/credteam — Red Team Assessment

Live adversarial penetration testing against a running system with source code access and a specific objective to accomplish.

When to Use

After Hacker Olympics findings are fixed and you want to verify exploitability against the live system
When you need to test runtime-only issues that static analysis misses (middleware ordering, deployment config, service interaction)
For goal-directed security validation: “can an attacker actually achieve X?”
Not for: code-level vulnerability scanning — that is /caudit hacker. Red teaming is live exploitation toward a specific objective, not a checklist.

How It Fits in the Workflow

Runs after Hacker Olympics fixes are applied. The recommended sequence is: Hacker Olympics (static, finds code-level flaws) then Red Team (live, proves exploitability) then Devil’s Advocate (periodic, challenges the security approach itself). The red team finds integration gaps, runtime behavior, and defense chain failures that no amount of code reading can surface.

Requires high intensity or above.

What It Does

Verifies the target environment is isolated (private IP, localhost, or mesh network — refuses public internet targets)
Reads source code to map trust boundaries: where identity, privilege, and data sensitivity change
Identifies seams between boundaries where validation gaps, transform-after-validate patterns, or implicit trust exist
Executes live attacks against the running target, chaining techniques toward the objective
Produces an attack narrative (not a findings list) documenting every attempt, response, and pivot
Writes mandatory regression tests for any achieved objective

Example

Your objective is: “Starting from an unauthenticated session, access internal service metrics.”
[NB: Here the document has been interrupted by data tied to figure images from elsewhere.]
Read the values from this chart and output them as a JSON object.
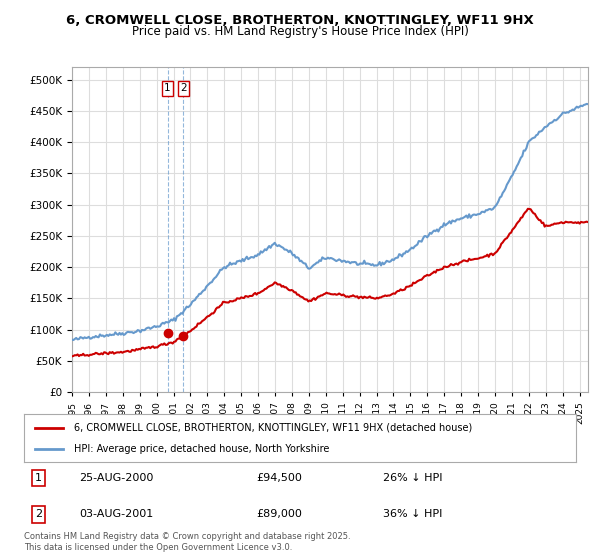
{
  "title": "6, CROMWELL CLOSE, BROTHERTON, KNOTTINGLEY, WF11 9HX",
  "subtitle": "Price paid vs. HM Land Registry's House Price Index (HPI)",
  "legend_line1": "6, CROMWELL CLOSE, BROTHERTON, KNOTTINGLEY, WF11 9HX (detached house)",
  "legend_line2": "HPI: Average price, detached house, North Yorkshire",
  "price_paid": [
    {
      "date": 2000.65,
      "price": 94500,
      "label": "1"
    },
    {
      "date": 2001.58,
      "price": 89000,
      "label": "2"
    }
  ],
  "annotation1": "1    25-AUG-2000         £94,500         26% ↓ HPI",
  "annotation2": "2    03-AUG-2001         £89,000         36% ↓ HPI",
  "copyright": "Contains HM Land Registry data © Crown copyright and database right 2025.\nThis data is licensed under the Open Government Licence v3.0.",
  "line_color_red": "#cc0000",
  "line_color_blue": "#6699cc",
  "bg_color": "#ffffff",
  "grid_color": "#dddddd",
  "ylim": [
    0,
    520000
  ],
  "yticks": [
    0,
    50000,
    100000,
    150000,
    200000,
    250000,
    300000,
    350000,
    400000,
    450000,
    500000
  ],
  "xmin": 1995.0,
  "xmax": 2025.5
}
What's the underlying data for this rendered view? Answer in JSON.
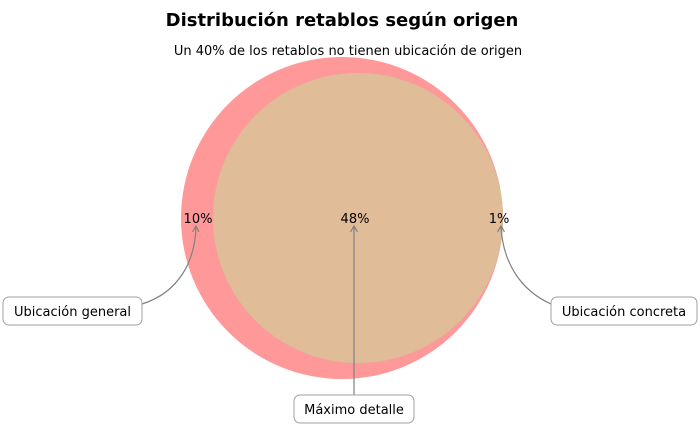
{
  "chart_data": {
    "type": "venn",
    "title": "Distribución retablos según origen",
    "subtitle": "Un 40% de los retablos no tienen ubicación de origen",
    "sets": [
      {
        "label": "Ubicación general",
        "color": "#ff9999"
      },
      {
        "label": "Ubicación concreta",
        "color": "#99cc99"
      }
    ],
    "regions": [
      {
        "id": "general_only",
        "value": "10%",
        "annotation": "Ubicación general"
      },
      {
        "id": "intersection",
        "value": "48%",
        "annotation": "Máximo detalle",
        "color": "#e0bc99"
      },
      {
        "id": "concreta_only",
        "value": "1%",
        "annotation": "Ubicación concreta"
      }
    ]
  }
}
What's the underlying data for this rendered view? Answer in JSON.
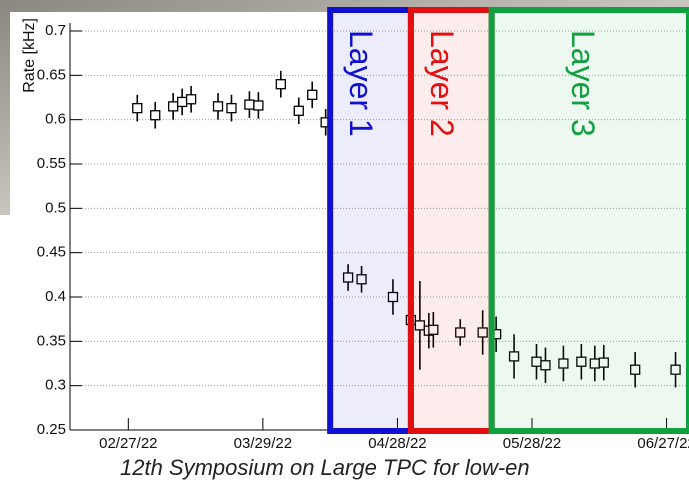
{
  "chart_data": {
    "type": "scatter",
    "y_label": "Rate [kHz]",
    "footer": "12th Symposium on Large TPC for low-en",
    "x": [
      "2022-03-01",
      "2022-03-05",
      "2022-03-09",
      "2022-03-11",
      "2022-03-13",
      "2022-03-19",
      "2022-03-22",
      "2022-03-26",
      "2022-03-28",
      "2022-04-02",
      "2022-04-06",
      "2022-04-09",
      "2022-04-12",
      "2022-04-17",
      "2022-04-20",
      "2022-04-27",
      "2022-05-01",
      "2022-05-03",
      "2022-05-05",
      "2022-05-06",
      "2022-05-12",
      "2022-05-17",
      "2022-05-20",
      "2022-05-24",
      "2022-05-29",
      "2022-05-31",
      "2022-06-04",
      "2022-06-08",
      "2022-06-11",
      "2022-06-13",
      "2022-06-20",
      "2022-06-29"
    ],
    "values": [
      0.613,
      0.605,
      0.615,
      0.62,
      0.623,
      0.615,
      0.613,
      0.617,
      0.616,
      0.64,
      0.61,
      0.628,
      0.597,
      0.422,
      0.42,
      0.4,
      0.374,
      0.368,
      0.362,
      0.363,
      0.36,
      0.36,
      0.358,
      0.333,
      0.327,
      0.323,
      0.325,
      0.327,
      0.325,
      0.326,
      0.318,
      0.318
    ],
    "errors": [
      0.015,
      0.015,
      0.015,
      0.015,
      0.015,
      0.015,
      0.015,
      0.015,
      0.015,
      0.015,
      0.015,
      0.015,
      0.015,
      0.015,
      0.015,
      0.02,
      0.03,
      0.05,
      0.02,
      0.02,
      0.015,
      0.025,
      0.02,
      0.025,
      0.02,
      0.02,
      0.02,
      0.02,
      0.02,
      0.02,
      0.02,
      0.02
    ],
    "color": "#000000",
    "xlim": [
      "2022-02-14",
      "2022-07-02"
    ],
    "xticks": [
      {
        "value": "2022-02-27",
        "label": "02/27/22"
      },
      {
        "value": "2022-03-29",
        "label": "03/29/22"
      },
      {
        "value": "2022-04-28",
        "label": "04/28/22"
      },
      {
        "value": "2022-05-28",
        "label": "05/28/22"
      },
      {
        "value": "2022-06-27",
        "label": "06/27/22"
      }
    ],
    "ylim": [
      0.25,
      0.7
    ],
    "yticks": [
      0.25,
      0.3,
      0.35,
      0.4,
      0.45,
      0.5,
      0.55,
      0.6,
      0.65,
      0.7
    ],
    "grid": true,
    "regions": [
      {
        "label": "Layer 1",
        "color": "#1010d0",
        "start": "2022-04-13",
        "end": "2022-05-01"
      },
      {
        "label": "Layer 2",
        "color": "#e01010",
        "start": "2022-05-01",
        "end": "2022-05-19"
      },
      {
        "label": "Layer 3",
        "color": "#10a040",
        "start": "2022-05-19",
        "end": "2022-07-02"
      }
    ]
  }
}
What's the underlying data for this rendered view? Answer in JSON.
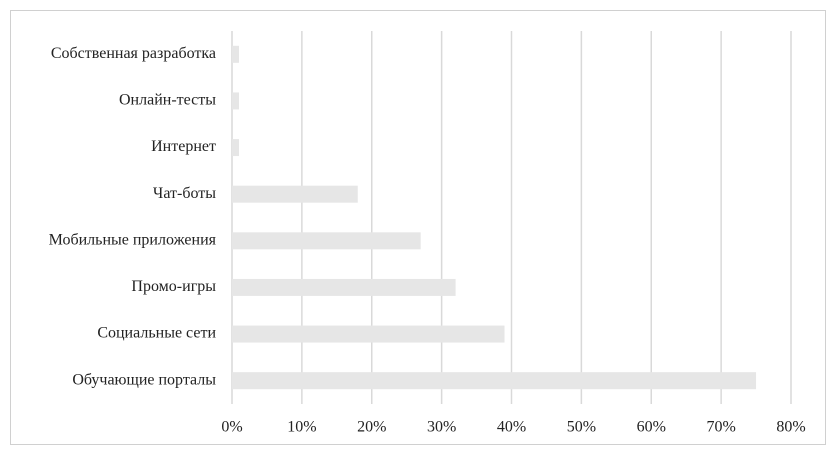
{
  "chart_data": {
    "type": "bar",
    "orientation": "horizontal",
    "categories": [
      "Собственная разработка",
      "Онлайн-тесты",
      "Интернет",
      "Чат-боты",
      "Мобильные приложения",
      "Промо-игры",
      "Социальные сети",
      "Обучающие порталы"
    ],
    "values": [
      1,
      1,
      1,
      18,
      27,
      32,
      39,
      75
    ],
    "color": "#e6e6e6",
    "xlim": [
      0,
      80
    ],
    "xticks": [
      {
        "value": 0,
        "label": "0%"
      },
      {
        "value": 10,
        "label": "10%"
      },
      {
        "value": 20,
        "label": "20%"
      },
      {
        "value": 30,
        "label": "30%"
      },
      {
        "value": 40,
        "label": "40%"
      },
      {
        "value": 50,
        "label": "50%"
      },
      {
        "value": 60,
        "label": "60%"
      },
      {
        "value": 70,
        "label": "70%"
      },
      {
        "value": 80,
        "label": "80%"
      }
    ],
    "grid": true
  }
}
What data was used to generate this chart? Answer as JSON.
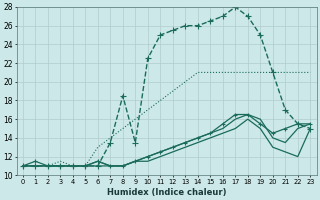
{
  "xlabel": "Humidex (Indice chaleur)",
  "xlim": [
    -0.5,
    23.5
  ],
  "ylim": [
    10,
    28
  ],
  "xticks": [
    0,
    1,
    2,
    3,
    4,
    5,
    6,
    7,
    8,
    9,
    10,
    11,
    12,
    13,
    14,
    15,
    16,
    17,
    18,
    19,
    20,
    21,
    22,
    23
  ],
  "yticks": [
    10,
    12,
    14,
    16,
    18,
    20,
    22,
    24,
    26,
    28
  ],
  "bg_color": "#cce8e8",
  "grid_color": "#b8d8d8",
  "line_color": "#1a6b5a",
  "series": [
    {
      "x": [
        0,
        1,
        2,
        3,
        4,
        5,
        6,
        7,
        8,
        9,
        10,
        11,
        12,
        13,
        14,
        15,
        16,
        17,
        18,
        19,
        20,
        21,
        22,
        23
      ],
      "y": [
        11,
        11,
        11,
        11,
        11,
        11,
        11,
        13.5,
        18.5,
        13.5,
        22.5,
        25,
        25.5,
        26,
        26,
        26.5,
        27,
        28,
        27,
        25,
        21,
        17,
        15.5,
        15
      ],
      "marker": "+",
      "markersize": 4,
      "linestyle": "--",
      "lw": 1.0
    },
    {
      "x": [
        0,
        1,
        2,
        3,
        4,
        5,
        6,
        7,
        8,
        9,
        10,
        11,
        12,
        13,
        14,
        15,
        16,
        17,
        18,
        19,
        20,
        21,
        22,
        23
      ],
      "y": [
        11,
        11,
        11,
        11.5,
        11,
        11,
        13,
        14,
        15,
        16,
        17,
        18,
        19,
        20,
        21,
        21,
        21,
        21,
        21,
        21,
        21,
        21,
        21,
        21
      ],
      "marker": null,
      "markersize": 0,
      "linestyle": ":",
      "lw": 0.8
    },
    {
      "x": [
        0,
        1,
        2,
        3,
        4,
        5,
        6,
        7,
        8,
        9,
        10,
        11,
        12,
        13,
        14,
        15,
        16,
        17,
        18,
        19,
        20,
        21,
        22,
        23
      ],
      "y": [
        11,
        11.5,
        11,
        11,
        11,
        11,
        11.5,
        11,
        11,
        11.5,
        12,
        12.5,
        13,
        13.5,
        14,
        14.5,
        15.5,
        16.5,
        16.5,
        15.5,
        14.5,
        15,
        15.5,
        15.5
      ],
      "marker": "+",
      "markersize": 3,
      "linestyle": "-",
      "lw": 0.9
    },
    {
      "x": [
        0,
        1,
        2,
        3,
        4,
        5,
        6,
        7,
        8,
        9,
        10,
        11,
        12,
        13,
        14,
        15,
        16,
        17,
        18,
        19,
        20,
        21,
        22,
        23
      ],
      "y": [
        11,
        11,
        11,
        11,
        11,
        11,
        11.5,
        11,
        11,
        11.5,
        11.5,
        12,
        12.5,
        13,
        13.5,
        14,
        14.5,
        15,
        16,
        15,
        13,
        12.5,
        12,
        15
      ],
      "marker": null,
      "markersize": 0,
      "linestyle": "-",
      "lw": 0.9
    },
    {
      "x": [
        0,
        1,
        2,
        3,
        4,
        5,
        6,
        7,
        8,
        9,
        10,
        11,
        12,
        13,
        14,
        15,
        16,
        17,
        18,
        19,
        20,
        21,
        22,
        23
      ],
      "y": [
        11,
        11,
        11,
        11,
        11,
        11,
        11,
        11,
        11,
        11.5,
        12,
        12.5,
        13,
        13.5,
        14,
        14.5,
        15,
        16,
        16.5,
        16,
        14,
        13.5,
        15,
        15.5
      ],
      "marker": null,
      "markersize": 0,
      "linestyle": "-",
      "lw": 0.9
    }
  ]
}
The agent reads the source and maps trust boundaries. It finds that the public API gateway validates auth tokens, but an internal service discovery endpoint (/internal/services) was added for health monitoring and sits outside the auth middleware chain.
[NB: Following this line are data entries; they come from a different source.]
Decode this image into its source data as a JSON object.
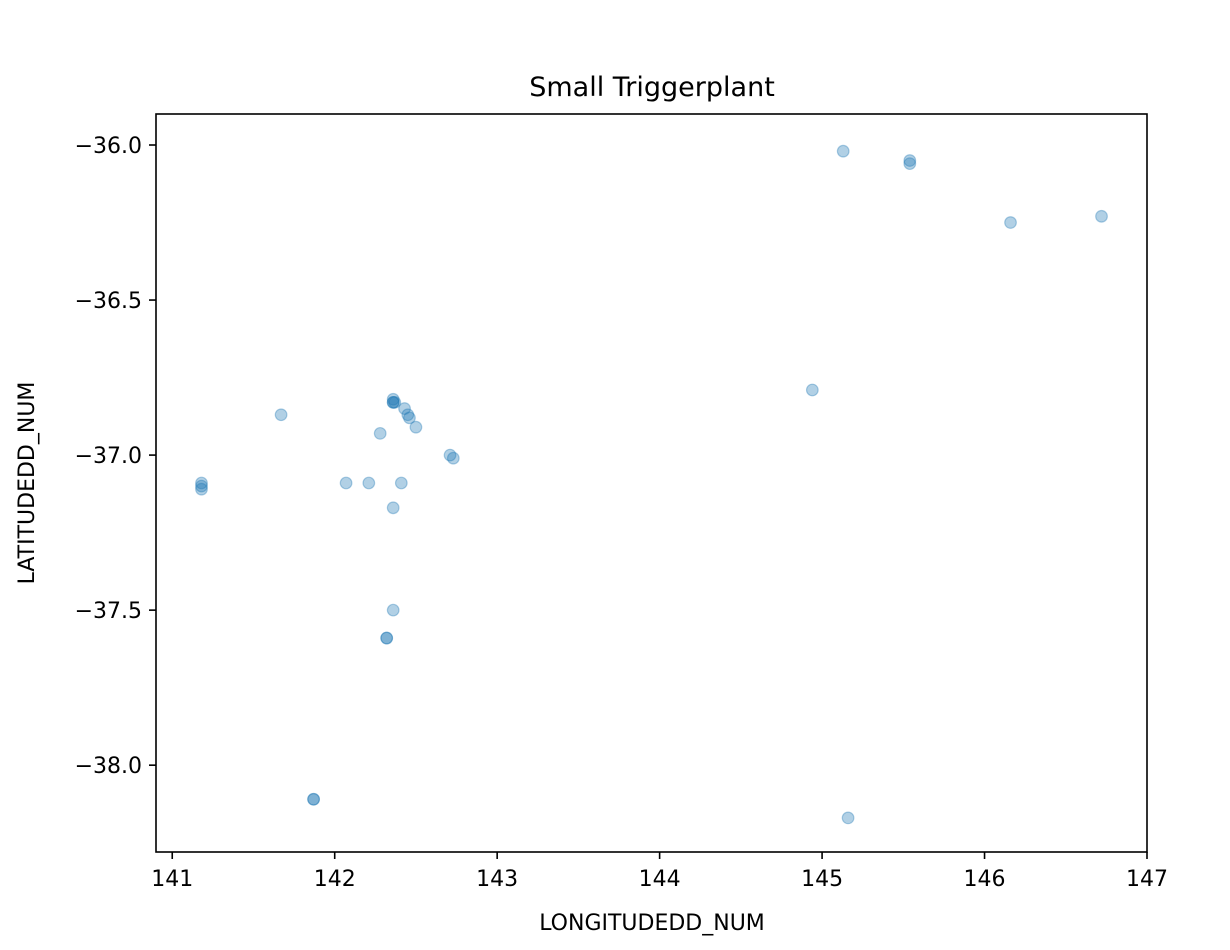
{
  "chart_data": {
    "type": "scatter",
    "title": "Small Triggerplant",
    "xlabel": "LONGITUDEDD_NUM",
    "ylabel": "LATITUDEDD_NUM",
    "xlim": [
      140.9,
      147.0
    ],
    "ylim": [
      -38.28,
      -35.9
    ],
    "xticks": [
      141,
      142,
      143,
      144,
      145,
      146,
      147
    ],
    "xtick_labels": [
      "141",
      "142",
      "143",
      "144",
      "145",
      "146",
      "147"
    ],
    "yticks": [
      -36.0,
      -36.5,
      -37.0,
      -37.5,
      -38.0
    ],
    "ytick_labels": [
      "−36.0",
      "−36.5",
      "−37.0",
      "−37.5",
      "−38.0"
    ],
    "grid": false,
    "legend": "none",
    "marker_color": "#1f77b4",
    "marker_alpha": 0.35,
    "points": [
      {
        "x": 141.18,
        "y": -37.09
      },
      {
        "x": 141.18,
        "y": -37.1
      },
      {
        "x": 141.18,
        "y": -37.11
      },
      {
        "x": 141.67,
        "y": -36.87
      },
      {
        "x": 141.87,
        "y": -38.11
      },
      {
        "x": 141.87,
        "y": -38.11
      },
      {
        "x": 142.07,
        "y": -37.09
      },
      {
        "x": 142.21,
        "y": -37.09
      },
      {
        "x": 142.28,
        "y": -36.93
      },
      {
        "x": 142.32,
        "y": -37.59
      },
      {
        "x": 142.32,
        "y": -37.59
      },
      {
        "x": 142.36,
        "y": -36.82
      },
      {
        "x": 142.36,
        "y": -36.83
      },
      {
        "x": 142.36,
        "y": -36.83
      },
      {
        "x": 142.37,
        "y": -36.83
      },
      {
        "x": 142.36,
        "y": -37.17
      },
      {
        "x": 142.36,
        "y": -37.5
      },
      {
        "x": 142.41,
        "y": -37.09
      },
      {
        "x": 142.43,
        "y": -36.85
      },
      {
        "x": 142.45,
        "y": -36.87
      },
      {
        "x": 142.46,
        "y": -36.88
      },
      {
        "x": 142.5,
        "y": -36.91
      },
      {
        "x": 142.71,
        "y": -37.0
      },
      {
        "x": 142.73,
        "y": -37.01
      },
      {
        "x": 144.94,
        "y": -36.79
      },
      {
        "x": 145.13,
        "y": -36.02
      },
      {
        "x": 145.16,
        "y": -38.17
      },
      {
        "x": 145.54,
        "y": -36.05
      },
      {
        "x": 145.54,
        "y": -36.06
      },
      {
        "x": 146.16,
        "y": -36.25
      },
      {
        "x": 146.72,
        "y": -36.23
      }
    ]
  }
}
The agent crafts a request to /internal/services and receives a list of internal service URLs. One service exposes a /metrics endpoint that returns system metrics including database connection strings. The agent chains: unauthenticated request to service discovery, then direct request to the metrics endpoint using the internal service URL.

Objective achieved via SSRF through internal service discovery. The report includes:

The exact request sequence (boundary map, attack chain, proof)
Recommended fixes: move /internal/services behind auth middleware, restrict metrics endpoints to loopback
A regression test that reproduces the attack path for CI

What It Reads / Writes

Reads	Writes
Source code (full access)	Report (`.correctless/artifacts/redteam/report-{date}.md`)
`ARCHITECTURE.md`	Regression tests
Running target (live requests)	Updated antipatterns (`.correctless/antipatterns.md`)
	Token log (`.correctless/artifacts/token-log-{slug}.json`)

Options

Agent structure:

Mode	When to Use	Agents
Solo (default)	Most assessments	1 agent, all angles
Team	Complex targets with multiple attack surfaces	2-3 agents: Primary Interface Attacker, Control Plane Attacker, Resilience Attacker

Overnight runs: For infrastructure targets, the red team can run unattended on an isolated VPS with --dangerously-skip-permissions and --max-turns 200. Read the report in the morning.

Common Issues

Agent may refuse attack actions. The agent is instructed to think like an attacker and execute real payloads. If it hesitates, this is expected behavior from safety training. Emphasize that the environment is isolated, the target is on a private network, and the assessment has explicit authorization. The isolation check at the start is mandatory precisely so the agent can operate freely.
Target must be isolated. The agent programmatically verifies the target resolves to a private IP (RFC1918, loopback, or mesh network). If it resolves to a public IP, the agent refuses to proceed. This is non-negotiable.
No isolated environment available. The agent can help you dockerize your application with a docker-compose.yml that stands up the full stack (app, database, supporting services, mock third-party APIs) on an isolated Docker network.
Long runtime. Red team assessments can run for hours. The task list serves as the attack narrative — check it periodically for progress.
Production credentials. Never use production credentials or real user data. All keys must be test/sandbox keys. Plant synthetic artifacts for the objective.